UFRN cria tecnologia que transforma água salina em hidrogênio limpo e água sanitária

Patente da UFRN usa resíduo de salinas para produção de hidrogênio e água sanitária

Karen Giovanna Duarte Magalhães realiza testes em reator eletroquímico durante estudo sobre produção de hidrogênio e hipoclorito – Foto: Cícero Oliveira – Agecom/UFRN

Um grupo de cinco cientistas da Universidade Federal do Rio Grande do Norte (UFRN) desenvolveu uma tecnologia capaz de transformar águas salinas, como o rejeito da indústria salineira, em dois produtos de alto valor industrial: o hidrogênio, considerado um combustível limpo, e o hipoclorito de sódio, mais conhecido como água sanitária.

O processo ocorre por meio de um sistema eletroquímico que utiliza a solução concentrada de cloreto de sódio presente no efluente salino. A proposta inclui etapas de pré-tratamento, nas quais a água do mar é processada até se tornar apta ao uso, evitando, assim, o consumo de água potável para a geração de hipoclorito.

Segundo a professora Elisama Vieira dos Santos, coordenadora do estudo, a tecnologia nasceu da experiência acumulada em pesquisas com águas residuais da indústria do petróleo. “Começamos tratando a chamada ‘água produzida’, um efluente rico em cloretos, para gerar hidrogênio. Depois, passamos a trabalhar com o rejeito da indústria salineira, que possui alta concentração de sais, mas composição mais simples. Assim, conseguimos produzir, de forma simultânea, hidrogênio e hipoclorito, commodities aplicadas desde a desinfecção até o setor têxtil”, explica.

A invenção, denominada “Sistema para a geração de hipoclorito de sódio por meio de fluxo de reciclagem de água salina combinado com a produção de hidrogênio”, teve o pedido de proteção industrial depositado em junho pela UFRN junto ao Instituto Nacional da Propriedade Industrial (INPI). Além de Elisama, assinam a autoria Karen Giovanna Duarte Magalhães, Luis Felipe Silva de Miranda, Jussara Câmara Cardozo e Carlos A. Martínez-Huitle. O trabalho integra uma dissertação de mestrado em Engenharia Química, vinculada ao programa de pós-graduação em Química da instituição.

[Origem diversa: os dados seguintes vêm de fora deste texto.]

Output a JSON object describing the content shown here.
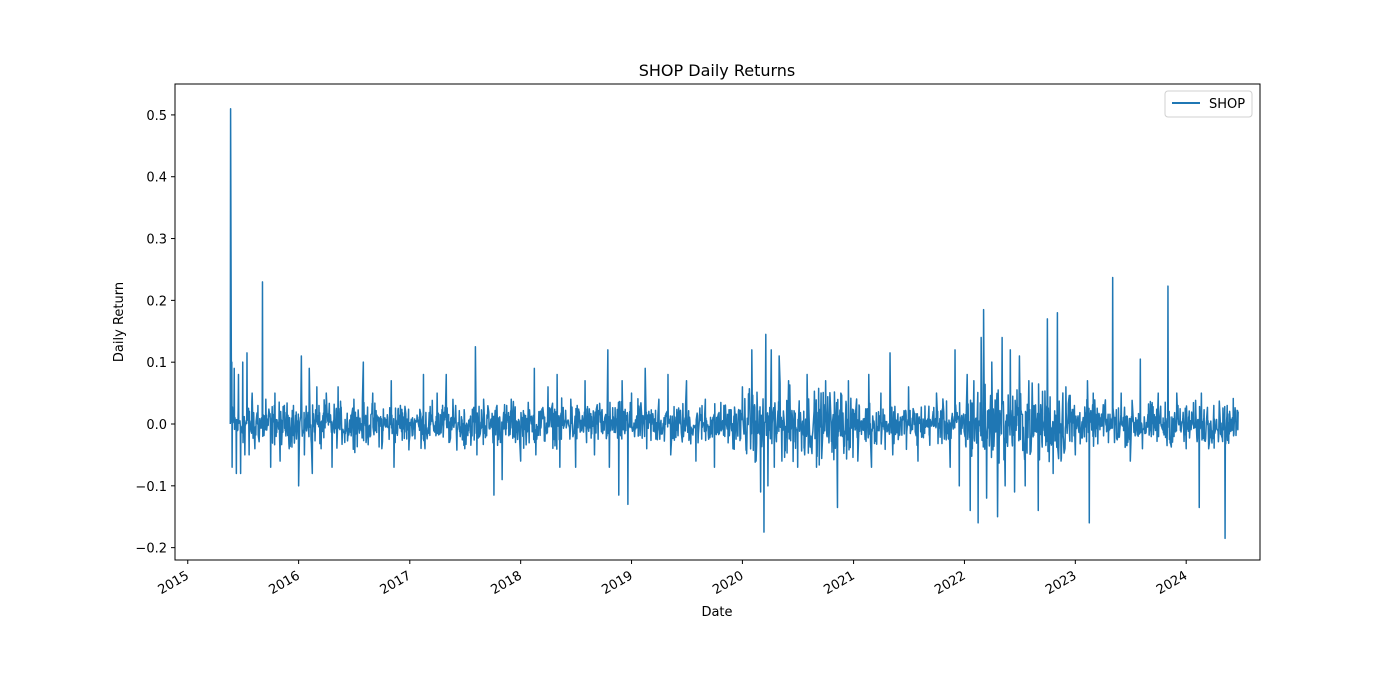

O projeto está alinhado às demandas globais por fontes renováveis e pela redução de emissões de carbono. Karen Magalhães, aluna de pós-graduação e orientanda de Elisama, destaca que o invento dialoga com temas como sustentabilidade, crise hídrica e economia circular. “Ao utilizar um rejeito industrial como matéria-prima, buscamos propor soluções que unam a produção de energia limpa à geração de insumos essenciais, como o hipoclorito”, afirma.

A inovação também se insere no debate sobre a produção de hidrogênio verde. Quando obtido por eletrólise da água alimentada com energia renovável, o processo reduz drasticamente as emissões de CO₂, favorecendo a transição energética sustentável. O uso de águas salinas e residuais, em vez da água doce, é apontado como alternativa estratégica em um cenário de escassez hídrica.

O hipoclorito de sódio, por sua vez, é amplamente empregado como desinfetante em hospitais, indústrias alimentícias e estações de tratamento de esgoto, além de ter aplicação no setor têxtil e na produção de papel e celulose. Já o hidrogênio tem avançado como vetor energético capaz de movimentar veículos, gerar eletricidade e alimentar processos industriais sem liberar gases de efeito estufa.

Para Carlos Martínez-Huitle, pesquisador mexicano radicado no Brasil e um dos inventores, a patente também abre espaço para aplicações em tecnologias offshore, ampliando a exploração sustentável dos recursos marinhos. Ele ressalta a capacidade do grupo em desenvolver internamente os eletrolisadores utilizados no processo: “Nosso laboratório possui quinze anos de experiência em processos eletroquímicos e construção de reatores. Esse domínio nos diferencia, já que o Brasil ainda depende fortemente de tecnologia importada para a produção de hidrogênio verde”, afirma.

O sistema proposto funciona em quatro etapas interligadas dentro de um reator eletroquímico de dois compartimentos, equipado com eletrodos conectados a uma fonte elétrica, saídas de efluente e de gás. O ajuste das etapas, segundo Martínez-Huitle, foi pensado para otimizar a relação entre o volume de solução salina tratado e a quantidade de hipoclorito e hidrogênio produzidos.